This conversation was started on https://github.com/aws-amplify/amplify-cli/issues/3705.
Relevant comments are:
https://github.com/aws-amplify/amplify-cli/issues/3705#issuecomment-605118467
https://github.com/aws-amplify/amplify-cli/issues/3705#issuecomment-605125513
https://github.com/aws-amplify/amplify-cli/issues/3705#issuecomment-605128083
https://github.com/aws-amplify/amplify-cli/issues/3705#issuecomment-605151484
https://github.com/aws-amplify/amplify-cli/issues/3705#issuecomment-605160134
https://github.com/aws-amplify/amplify-cli/issues/3705#issuecomment-605202981
https://github.com/aws-amplify/amplify-cli/issues/3705#issuecomment-605206802
https://github.com/aws-amplify/amplify-cli/issues/3705#issuecomment-605209743
The ddb_to_ess.py (from https://github.com/aws-amplify/amplify-cli/pull/3712) causes the IDs for elasticsearch to be different from what the autogenerated streaming lambda creates.
When I ran the ddb_to_ess.py script to delete duplicates it did indeed delete duplicates. However, it made the "_id" for the items to be formatted as ID|SLUG.
However, the streaming lambdas create the "_id" as just ID. This is happens after updating, even with the lambda that checks for the key.
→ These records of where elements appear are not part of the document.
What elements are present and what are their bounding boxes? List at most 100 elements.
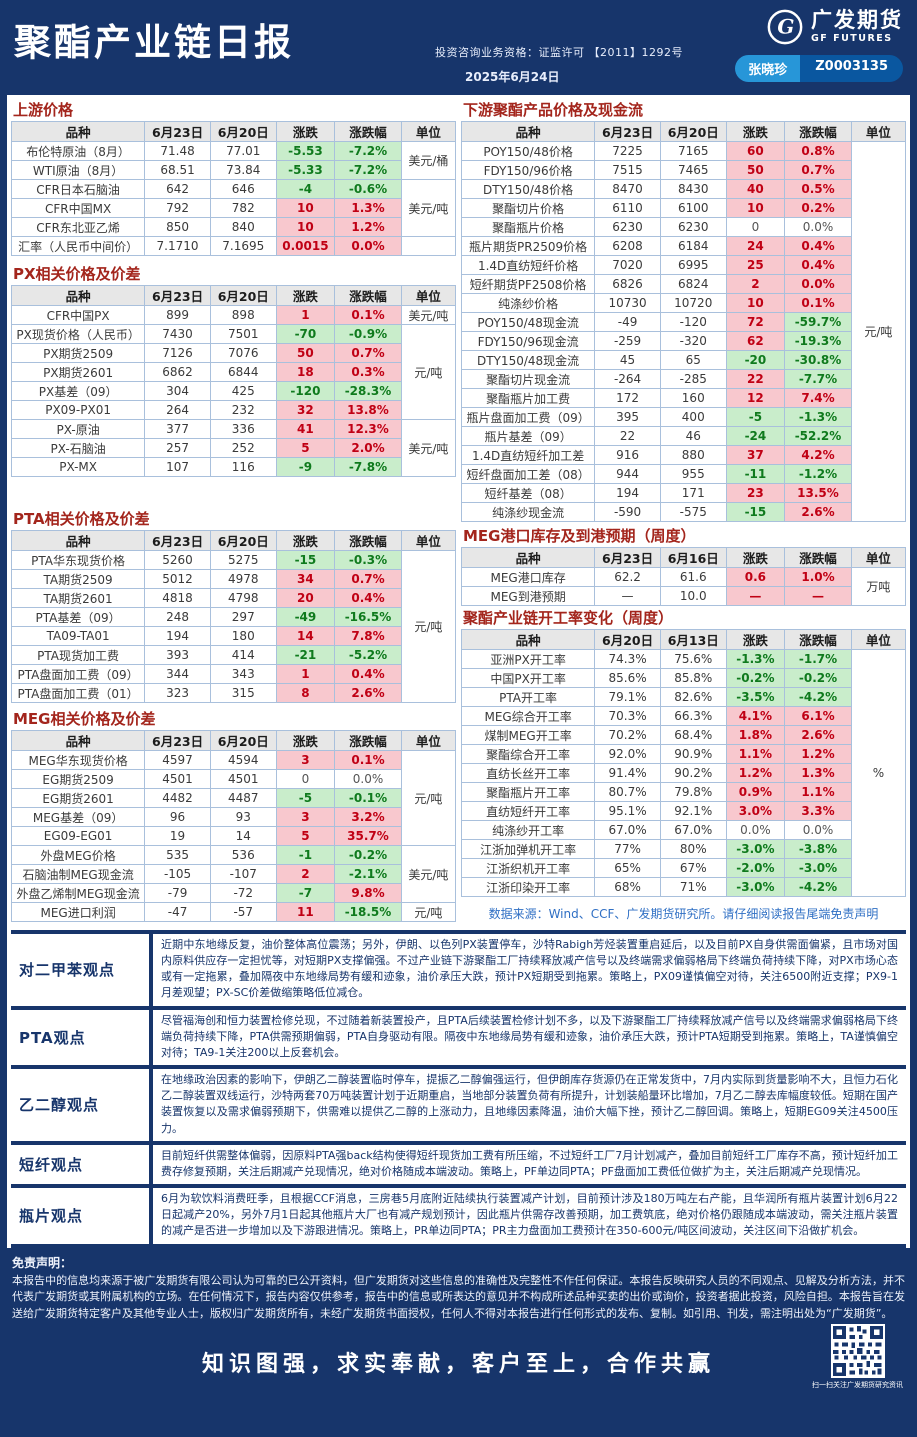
table-row: MEG基差（09） 96 93 3 3.2%	[10, 807, 456, 827]
change-percent-cell: 1.3%	[784, 763, 852, 783]
column-header: 涨跌	[725, 121, 786, 142]
value-previous-cell: 4594	[209, 750, 277, 770]
change-percent-cell: 3.2%	[334, 807, 402, 827]
value-previous-cell: 160	[659, 388, 727, 408]
change-percent-cell: 13.8%	[334, 400, 402, 420]
product-name-cell: 纯涤纱开工率	[460, 820, 596, 840]
change-cell: -120	[275, 381, 336, 401]
value-current-cell: 7020	[594, 255, 661, 275]
product-name-cell: PTA华东现货价格	[10, 550, 146, 570]
opinion-row: 瓶片观点 6月为软饮料消费旺季，且根据CCF消息，三房巷5月底附近陆续执行装置减产…	[11, 1188, 906, 1244]
product-name-cell: 瓶片期货PR2509价格	[460, 236, 596, 256]
column-header: 涨跌幅	[784, 629, 852, 650]
change-percent-cell: -3.8%	[784, 839, 852, 859]
table-row: PX期货2601 6862 6844 18 0.3%	[10, 362, 456, 382]
value-previous-cell: 880	[659, 445, 727, 465]
change-percent-cell: 12.3%	[334, 419, 402, 439]
change-percent-cell: 3.3%	[784, 801, 852, 821]
value-previous-cell: 414	[209, 645, 277, 665]
value-current-cell: 68%	[594, 877, 661, 897]
change-cell: 3	[275, 807, 336, 827]
value-current-cell: 6110	[594, 198, 661, 218]
analyst-id: Z0003135	[800, 55, 903, 82]
product-name-cell: PTA开工率	[460, 687, 596, 707]
change-percent-cell: 0.4%	[784, 255, 852, 275]
opinion-text: 目前短纤供需整体偏弱，因原料PTA强back结构使得短纤现货加工费有所压缩，不过…	[161, 1148, 898, 1178]
value-current-cell: 67.0%	[594, 820, 661, 840]
table-row: 外盘乙烯制MEG现金流 -79 -72 -7 9.8%	[10, 883, 456, 903]
column-header: 品种	[460, 121, 596, 142]
table-row: PX基差（09） 304 425 -120 -28.3%	[10, 381, 456, 401]
change-percent-cell: 0.0%	[334, 769, 402, 789]
value-current-cell: 899	[144, 305, 211, 325]
change-percent-cell: 2.6%	[784, 502, 852, 522]
value-previous-cell: 77.01	[209, 141, 277, 161]
value-previous-cell: 67%	[659, 858, 727, 878]
column-header: 单位	[400, 530, 457, 551]
change-cell: -1	[275, 845, 336, 865]
page-title: 聚酯产业链日报	[14, 21, 294, 64]
product-name-cell: 聚酯切片现金流	[460, 369, 596, 389]
change-percent-cell: 0.1%	[784, 293, 852, 313]
product-name-cell: 煤制MEG开工率	[460, 725, 596, 745]
value-current-cell: 916	[594, 445, 661, 465]
table-row: 瓶片期货PR2509价格 6208 6184 24 0.4%	[460, 236, 906, 256]
column-header: 品种	[10, 285, 146, 306]
table-row: 亚洲PX开工率 74.3% 75.6% -1.3% -1.7%%	[460, 649, 907, 897]
product-name-cell: PX-MX	[10, 457, 146, 477]
data-table: 品种 6月20日 6月13日 涨跌 涨跌幅 单位 亚洲PX开工率 74.3% 75.6% -1.3…	[460, 629, 907, 897]
value-previous-cell: 14	[209, 826, 277, 846]
change-cell: -20	[725, 350, 786, 370]
change-percent-cell: -7.8%	[334, 457, 402, 477]
change-percent-cell: 35.7%	[334, 826, 402, 846]
opinion-label: 短纤观点	[11, 1144, 153, 1185]
table-row: 石脑油制MEG现金流 -105 -107 2 -2.1%	[10, 864, 456, 884]
value-current-cell: 172	[594, 388, 661, 408]
product-name-cell: WTI原油（8月）	[10, 160, 146, 180]
change-percent-cell: 13.5%	[784, 483, 852, 503]
column-header: 6月13日	[659, 629, 727, 650]
value-current-cell: 7.1710	[144, 236, 211, 256]
product-name-cell: DTY150/48价格	[460, 179, 596, 199]
change-cell: -7	[275, 883, 336, 903]
report-header: 聚酯产业链日报 投资咨询业务资格：证监许可 【2011】1292号 2025年6…	[0, 0, 917, 95]
value-current-cell: 96	[144, 807, 211, 827]
report-body: 上游价格 品种 6月23日 6月20日 涨跌 涨跌幅 单位 布伦特原油（8月） 71.48 77.…	[7, 95, 910, 1248]
opinion-sections: 对二甲苯观点 近期中东地缘反复，油价整体高位震荡；另外，伊朗、以色列PX装置停车，…	[11, 930, 906, 1248]
change-percent-cell: 0.0%	[784, 217, 852, 237]
product-name-cell: 1.4D直纺短纤加工差	[460, 445, 596, 465]
change-cell: 22	[725, 369, 786, 389]
value-current-cell: 4501	[144, 769, 211, 789]
change-cell: 32	[275, 400, 336, 420]
value-previous-cell: 6824	[659, 274, 727, 294]
column-header: 6月23日	[144, 730, 211, 751]
change-cell: —	[725, 586, 786, 606]
header-row: 品种 6月23日 6月16日 涨跌 涨跌幅 单位	[460, 547, 907, 568]
value-current-cell: 7515	[594, 160, 661, 180]
value-previous-cell: 840	[209, 217, 277, 237]
value-current-cell: -264	[594, 369, 661, 389]
opinion-label: PTA观点	[11, 1009, 153, 1066]
value-current-cell: —	[594, 586, 661, 606]
table-downstream-polyester: 下游聚酯产品价格及现金流 品种 6月23日 6月20日 涨跌 涨跌幅 单位 POY150/48…	[460, 98, 907, 522]
report-date: 2025年6月24日	[465, 70, 560, 84]
column-header: 单位	[400, 121, 457, 142]
column-header: 涨跌	[275, 530, 336, 551]
product-name-cell: MEG综合开工率	[460, 706, 596, 726]
product-name-cell: 聚酯瓶片价格	[460, 217, 596, 237]
change-percent-cell: -30.8%	[784, 350, 852, 370]
table-row: 1.4D直纺短纤加工差 916 880 37 4.2%	[460, 445, 906, 465]
value-current-cell: 79.1%	[594, 687, 661, 707]
change-percent-cell: -59.7%	[784, 312, 852, 332]
table-row: 瓶片盘面加工费（09） 395 400 -5 -1.3%	[460, 407, 906, 427]
table-row: PTA开工率 79.1% 82.6% -3.5% -4.2%	[460, 687, 906, 707]
value-current-cell: -105	[144, 864, 211, 884]
value-previous-cell: 336	[209, 419, 277, 439]
value-current-cell: -590	[594, 502, 661, 522]
table-row: FDY150/96价格 7515 7465 50 0.7%	[460, 160, 906, 180]
section-title: MEG相关价格及价差	[13, 710, 156, 728]
section-title: PX相关价格及价差	[13, 265, 141, 283]
value-previous-cell: 46	[659, 426, 727, 446]
value-previous-cell: 71%	[659, 877, 727, 897]
product-name-cell: 布伦特原油（8月）	[10, 141, 146, 161]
So if I use the ddb_to_ess.py to try and migrate up, then any time I update an item it creates a new elastic search record with the _id being just ID.
Example difference:
For an item with the ID of D-436-36 and slug of d-436-miniseal-crimp-splice-26-20-awg-gauge-wire-d-436-36.
I am using a @key for a search by slug. But it should not be the primary key. The ID is still a valid primary key.
Amplify v4.17.1
Have a key for the slug, but this is just to create a query by slug @key(name: "BySlug", fields: ["slug"], queryField: "productsBySlug")
Run the ddb_to_es python script to remove duplicates. This makes all items create with the _id of ID|SLUG.
Update one of the items. This creates a new item with the _id being ID
The _id generated byt the ddb_to_es.py function should be the same as the ones created by the streaming function.
An email was sent to the amplify team with the pertinent code.
@SwaySway
@simeon-smith I am experiencing the same issue as you do.
DdbToES Lambda function as the same with v4.17.2's.
The _id generated by the DdbToEsFn together with the ddb_to_es.py are not aligned with the lambda trigger.
For now, i am hardcoding my ddb_to_es.py and DdbToEsFn to my table's primary key.
For those who need's a quick fix:
in ddb_to_es.py change:
ddb_keys_name = [a['AttributeName'] for a in table.attribute_definitions]
to
ddb_keys_name = [a['AttributeName'] for a in [{ 'AttributeName': "<YOUR TABLE PRIMARY KEY HERE" }]]
e.g.
ddb_keys_name = [a['AttributeName'] for a in [{ 'AttributeName': "id" }]]
What this does is to hardcode the 'keys' that is sent to DdbToEsFn. The output _id format will be the same as @SwaySway's PR.
This solution will only work if:
DdbToEsFn is updatedAny updates on this?
Hello @simeon-smith
Looking at the other linked issue it is possible that you saw different behavior do a change in stream arn. Was that the case in the other issue you listed?
No, this caused the troubleshooting that ended up in the stream arn getting changed.
@SwaySway Having the same issue on version 4.26.0
generated script _id:
2020-07-21T18:57:30.424Z|P-ABC-123123123123123|91a8d41b-81c0-4287-a1b4-6a0d10e00a27
if I update an item in dynamo, generates new entry with _id:
2020-07-21T18:57:30.424Z|91a8d41b-81c0-4287-a1b4-6a0d10e00a27
This appears to be due to a secondary index @key(name: "bySomeKey", fields: ["someUniqueID", "createdAt"]) on this model.
If I log the ddbToES function, my ddb['Keys'] (that are used in compute_doc_index) are:
{'createdAt': {'S': '2020-07-21T18:57:30.424Z'}, 'someID': {'S': '91a8d41b-81c0-4287-a1b4-6a0d10e00a27'}}
if I log ddb_keys_name in the script I get:
['createdAt', 'someUniqueID', 'someID']
Looking at the Key portion, which is what the script determines as the primary id for the record, includes keys from given GSI/LSI by checking the attribute schema. Labeling this as a bug to prioritize.
Closing this issue as the fix is merged. The latest migration script will work on tables with LSI/GSIs.